Rasch also supplied an anthem, Housman’s "Here Dead We Lie" for the a cappella Gloucester boys’ choir the same year. Among Hereford’s younger performers, mention should again be made of the mixed-voice Three Choirs Youth Choir, which shone under Peter Nardone in Bob Chilcott’s atmospheric, varied, and vividly orchestrated Requiem (oboe and string quartet; flute and clarinet; horn and then expressive oboe), with an appealing first-movement tenor solo from Ruairi Bowen (formerly of King’s College, Cambridge); and, beforehand, Bernstein’s Chichester Psalms, in which the countertenor soloist Patrick Dunachie (also from King’s) produced the most beautiful sound I heard all week.

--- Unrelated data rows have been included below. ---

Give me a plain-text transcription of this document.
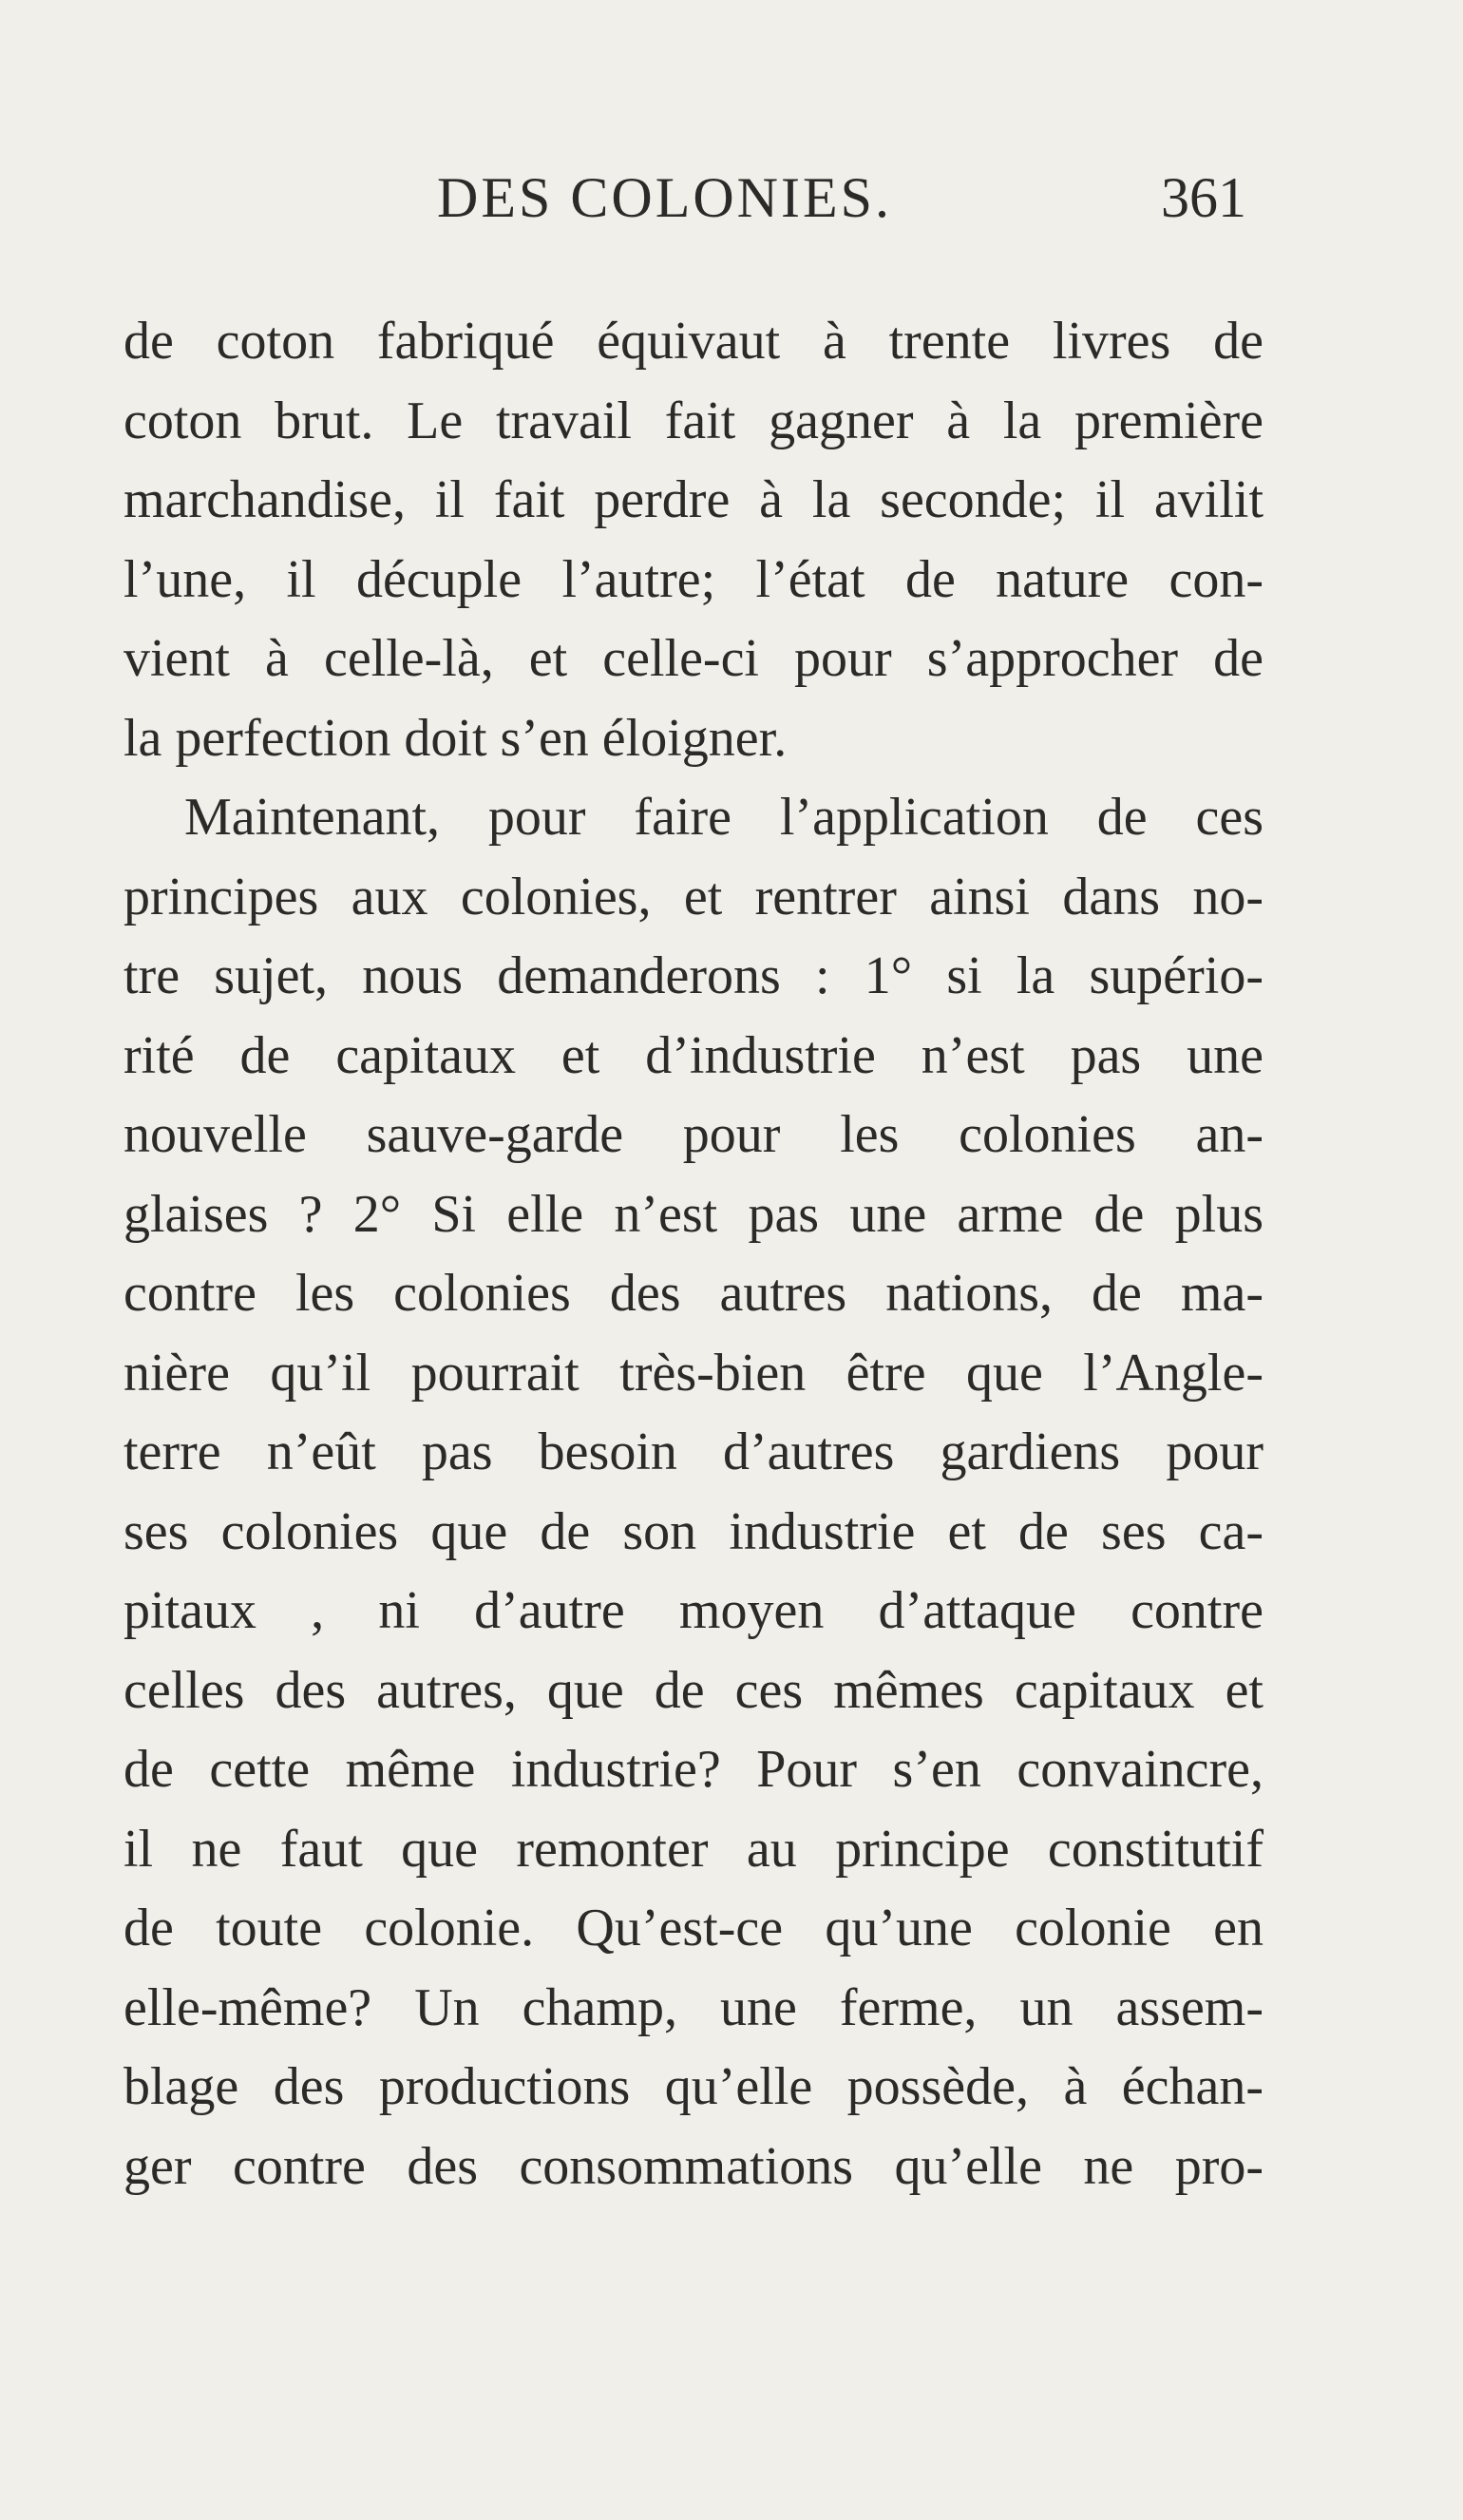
DES COLONIES.	361
de coton fabriqué équivaut à trente livres de
coton brut. Le travail fait gagner à la première
marchandise, il fait perdre à la seconde; il avilit
l’une, il décuple l’autre; l’état de nature con-
vient à celle-là, et celle-ci pour s’approcher de
la perfection doit s’en éloigner.
Maintenant, pour faire l’application de ces
principes aux colonies, et rentrer ainsi dans no-
tre sujet, nous demanderons : 1° si la supério-
rité de capitaux et d’industrie n’est pas une
nouvelle sauve-garde pour les colonies an-
glaises ? 2° Si elle n’est pas une arme de plus
contre les colonies des autres nations, de ma-
nière qu’il pourrait très-bien être que l’Angle-
terre n’eût pas besoin d’autres gardiens pour
ses colonies que de son industrie et de ses ca-
pitaux , ni d’autre moyen d’attaque contre
celles des autres, que de ces mêmes capitaux et
de cette même industrie? Pour s’en convaincre,
il ne faut que remonter au principe constitutif
de toute colonie. Qu’est-ce qu’une colonie en
elle-même? Un champ, une ferme, un assem-
blage des productions qu’elle possède, à échan-
ger contre des consommations qu’elle ne pro-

In this final Saturday recital, Rasch’s soloist could scarcely have been bettered: Sarah Connolly won all hearts with her opening trio of Purcell sacred songs, of which the first, "Lord, what is man . . . ?", was fabulously well sung. The words of this and the ensuing "An Evening Hymn" were by Bishop William Fuller (1608-75), latterly Bishop of Lincoln, from the era of Herbert and Donne, Vaughan and Traherne, which perhaps explains the calibre of his verse. Connolly’s singing of these songs, in which Purcell’s music matched the allure of the words, was meltingly beautiful.
But the same held good of Rasch’s 2015 commission, six settings of the Welsh poet Alun Lewis (1915-44), born in one World War and killed in another. Rasch is one of those composers who has absorbed deeply the music of the Second Viennese School, and by his gifts evolved a musical format both approachable and entrancing. Thus the second song, "Black dog barking at the moon", may recall Schoenberg’s Pierrot Lunaire (1912) or Das Buch der hängenden Garten (1908-09), and yet emerges wholly fresh and original.

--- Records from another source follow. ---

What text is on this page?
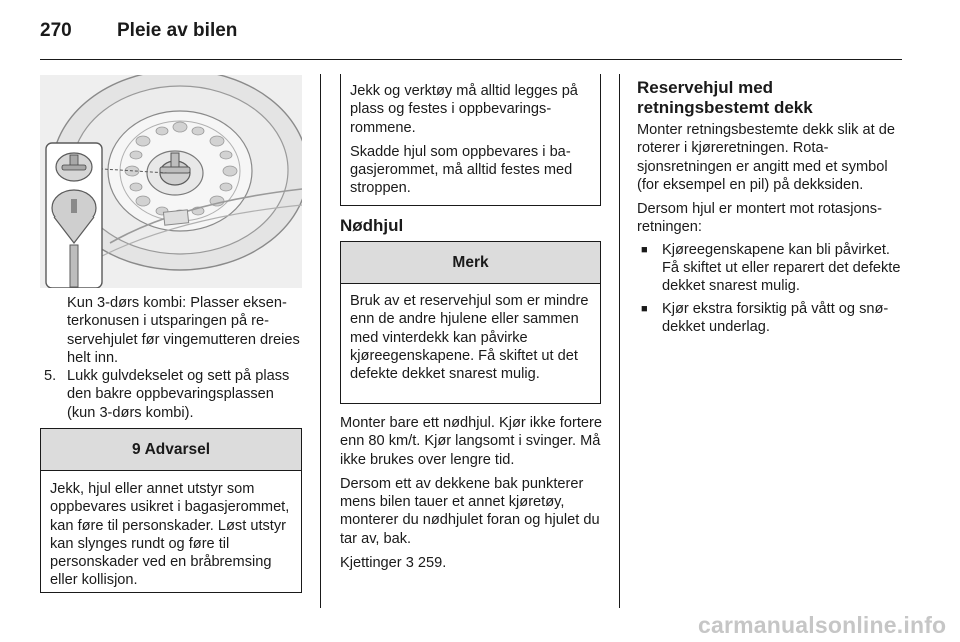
270 Pleie av bilen
Kun 3-dørs kombi: Plasser eksenterkonusen i utsparingen på reservehjulet før vingemutteren dreies helt inn.
5. Lukk gulvdekselet og sett på plass den bakre oppbevaringsplassen (kun 3-dørs kombi).
9 Advarsel
Jekk, hjul eller annet utstyr som oppbevares usikret i bagasjerommet, kan føre til personskader. Løst utstyr kan slynges rundt og føre til personskader ved en bråbremsing eller kollisjon.
Jekk og verktøy må alltid legges på plass og festes i oppbevaringsrommene.
Skadde hjul som oppbevares i bagasjerommet, må alltid festes med stroppen.
Nødhjul
Merk
Bruk av et reservehjul som er mindre enn de andre hjulene eller sammen med vinterdekk kan påvirke kjøreegenskapene. Få skiftet ut det defekte dekket snarest mulig.
Monter bare ett nødhjul. Kjør ikke fortere enn 80 km/t. Kjør langsomt i svinger. Må ikke brukes over lengre tid.
Dersom ett av dekkene bak punkterer mens bilen tauer et annet kjøretøy, monterer du nødhjulet foran og hjulet du tar av, bak.
Kjettinger 3 259.
Reservehjul med retningsbestemt dekk
Monter retningsbestemte dekk slik at de roterer i kjøreretningen. Rotasjonsretningen er angitt med et symbol (for eksempel en pil) på dekksiden.
Dersom hjul er montert mot rotasjonsretningen:
■ Kjøreegenskapene kan bli påvirket. Få skiftet ut eller reparert det defekte dekket snarest mulig.
■ Kjør ekstra forsiktig på vått og snødekket underlag.
carmanualsonline.info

Rasch can evoke the dark and cavernous: "Munition girls with yellow hands Clicking bone needles over khaki scarves", the yellow deriving from the explosive they inject into shells; the witty and yet atmospheric and sympathetic: "O have you seen the sly rat go, Soft, sneaking pawed, Fearing the ever-threatening blow, Outlawed?". His evocative piano accompaniments, mostly independent of the voice, often conjure a mood in counterpoint and constrast to the singer.
He also conjures a kind of musical onomatopoeia, as in "My soul is sleeping", with a low fall in the voice. In the last song, with shifting keys, the pianist (Joseph Middleton) is virtually in canon with himself.
This was a richly engaging cycle, which urgently invites a repeat hearing. Maybe Worcester in 2017 or Hereford in 2018 could programme, while the Great War centenary continues, all three Rasch commissions. I doubt whether such exemplary performances were heard in Hanoverian times. These days, the achievement could hardly be bettered.